AS no one has responded so far... I have not tested DiXactol so far as I have not seen it in Germany. But having used two bath developer I can tell you that most films have a similar processing time. The reason is the limit of adsorption of the film, a certain film can pick up a certain amount of developer in the first bath, most times will be around 4 to 5 mins (may vary with developer concentration). While development in the second bath is until the exhaustion of developer from first bath, so times for different films should be closed as in bath one.

Nether the less an improvement can be possible by fine tuning the times for individual films.

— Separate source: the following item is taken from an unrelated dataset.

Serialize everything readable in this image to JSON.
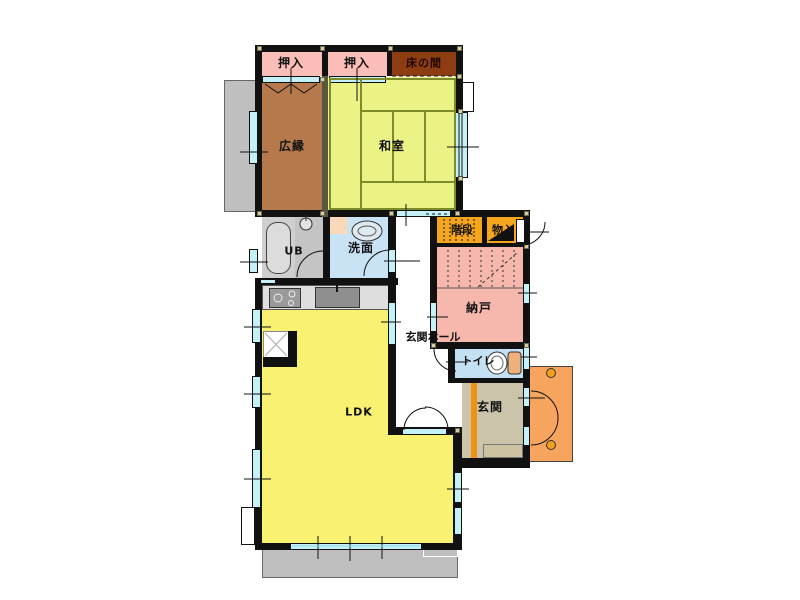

I do assume that a small Masko tank is a roughly 500 ml tank for inversion.

Wolfram

-- Wolfram Kollig (kollig@ipfdd.de), August 16, 2000.


For HP5+ DiXactol single-bath (compared to D-76 1:1) gives about a stop slower speed, big grain and high acutance (because of the big sharp grain) but doesn't resolve near as fine detail. It stains more brownish than PMK so shouldn't cause such extreme highlight compression when printing on VC paper.

After seeing such results, I didn't see any point in further testing.

Generally, two-bath developers give results that are fairly close with different films developed together or for the same time/temp/dilution. That's fairly close, as in printable, but certainly not the same. _Some_ pairs of films give essentially the same results when developed to the same specs in some developers while another film may be wildly different. It all depends on what films and what developers.